Edit: I’ve edited this response extensively, as I first used a build of darktable from master, compiled 2-3 days ago, and the CPU path was very slow (the export took 5 minutes). Then I built 4.4.2, and the CPU path was much faster, about half a minute; then I re-built master (after updating from git), and it was about the same speed as 4.4.2. The ‘master’ numbers below are from this latest build. (end of note)
Imported the image, opened it in the darkroom, exported as full-resolution JPG. Darktable resource level set to ‘large’.
19.3503 [default_process_tiling_cl_ptp] [export] **** tiling module 'diffuse' for image with size 6036x4020 --> 6036x4020
19.3503 [default_process_tiling_cl_ptp] [export] (3x1) tiles with max dimensions 5000x4020, pinned=OFF, good 2952x1972 and overlap 1024
19.3503 [default_process_tiling_cl_ptp] [export] tile (0,0) size 5000x4020 at origin [0,0]
...
27.1754 [dev_process_export] pixel pipeline processing took 12.428 secs (15.561 CPU)
...
[opencl_summary_statistics] device 'NVIDIA CUDA NVIDIA GeForce GTX 1060 6GB' (0): peak memory usage 5230003200 bytes (4987.7 MB)

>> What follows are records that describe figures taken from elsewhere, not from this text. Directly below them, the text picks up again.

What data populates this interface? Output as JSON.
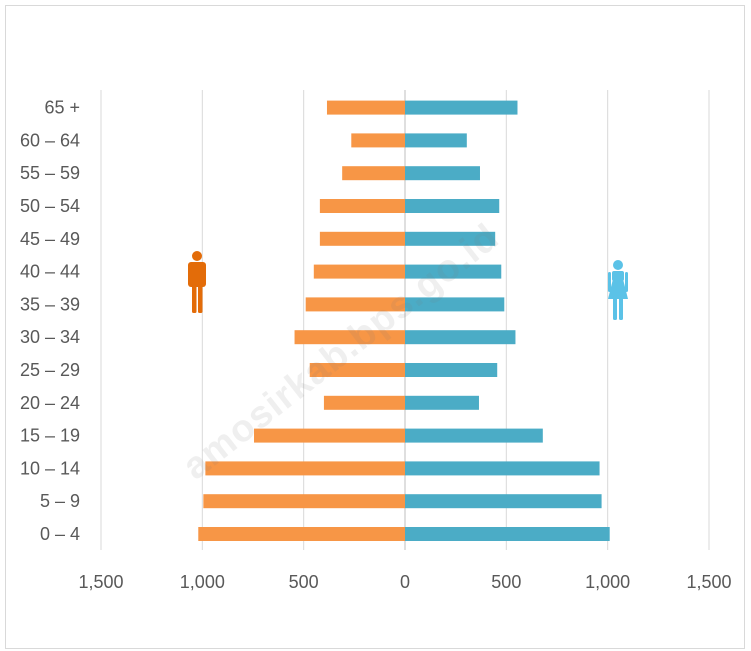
{
  "watermark": "amosirkab.bps.go.id",
  "colors": {
    "male": "#F79646",
    "female": "#4BACC6",
    "male_icon": "#E36C09",
    "female_icon": "#5BC2E7",
    "grid": "#d9d9d9",
    "text": "#595959"
  },
  "icons": {
    "male": "male-person-icon",
    "female": "female-person-icon"
  },
  "chart_data": {
    "type": "bar",
    "orientation": "horizontal",
    "subtype": "population-pyramid",
    "categories": [
      "0 – 4",
      "5 – 9",
      "10 – 14",
      "15 – 19",
      "20 – 24",
      "25 – 29",
      "30 – 34",
      "35 – 39",
      "40 – 44",
      "45 – 49",
      "50 – 54",
      "55 – 59",
      "60 – 64",
      "65 +"
    ],
    "series": [
      {
        "side": "left",
        "values": [
          1020,
          995,
          985,
          745,
          400,
          470,
          545,
          490,
          450,
          420,
          420,
          310,
          265,
          385
        ]
      },
      {
        "side": "right",
        "values": [
          1010,
          970,
          960,
          680,
          365,
          455,
          545,
          490,
          475,
          445,
          465,
          370,
          305,
          555
        ]
      }
    ],
    "xlim": [
      -1500,
      1500
    ],
    "x_ticks": [
      -1500,
      -1000,
      -500,
      0,
      500,
      1000,
      1500
    ],
    "x_tick_labels": [
      "1,500",
      "1,000",
      "500",
      "0",
      "500",
      "1,000",
      "1,500"
    ],
    "grid": "vertical",
    "legend": "none"
  }
}
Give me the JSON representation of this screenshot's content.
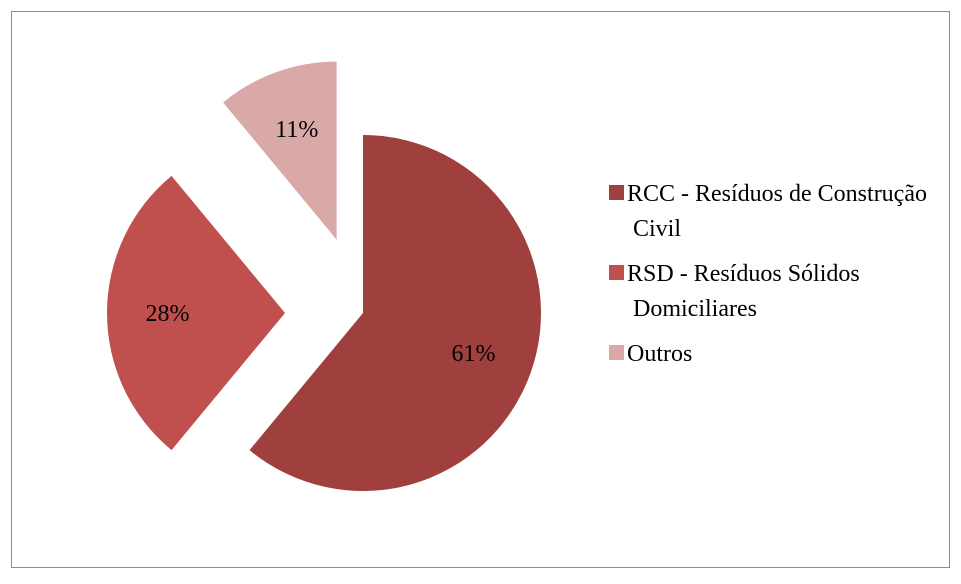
{
  "chart_data": {
    "type": "pie",
    "categories": [
      "RCC - Resíduos de Construção Civil",
      "RSD - Resíduos Sólidos Domiciliares",
      "Outros"
    ],
    "values": [
      61,
      28,
      11
    ],
    "value_labels": [
      "61%",
      "28%",
      "11%"
    ],
    "colors": [
      "#9f3f3e",
      "#c0504d",
      "#d9a9a8"
    ],
    "legend": "right",
    "exploded": [
      false,
      true,
      true
    ]
  }
}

[opencl_summary_statistics] device 'NVIDIA CUDA NVIDIA GeForce GTX 1060 6GB' (0): 1493 out of 1493 events were successful and 0 events lost. max event=984
Without OpenCL, the export took 28 seconds:
46.6293 [dev_process_export] pixel pipeline processing took 28.165 secs (282.466 CPU)
With the same flags and 4.4.2 (with a clean, default config created by darktable 4.4.2 right now):
48.4499 [default_process_tiling_cl_ptp] [export] tile (1,0) size 1316x4020 at origin [4720,0]
[...]
48.9268 [dev_process_export] pixel pipeline processing took 13.459 secs (17.917 CPU)
[opencl_summary_statistics] device 'NVIDIA CUDA NVIDIA GeForce GTX 1060 6GB' (0): peak memory usage 4063994980 bytes (3875.7 MB)
[opencl_summary_statistics] device 'NVIDIA CUDA NVIDIA GeForce GTX 1060 6GB' (0): 2002 out of 2002 events were successful and 0 events lost. max event=1440
@g-man : my timings were off, I’ve updated my post.
The time difference (12 seconds for me, <5 seconds for you) shows the power + memory differences between our cards, I think. I guess you don’t get tiling reported with -d tiling.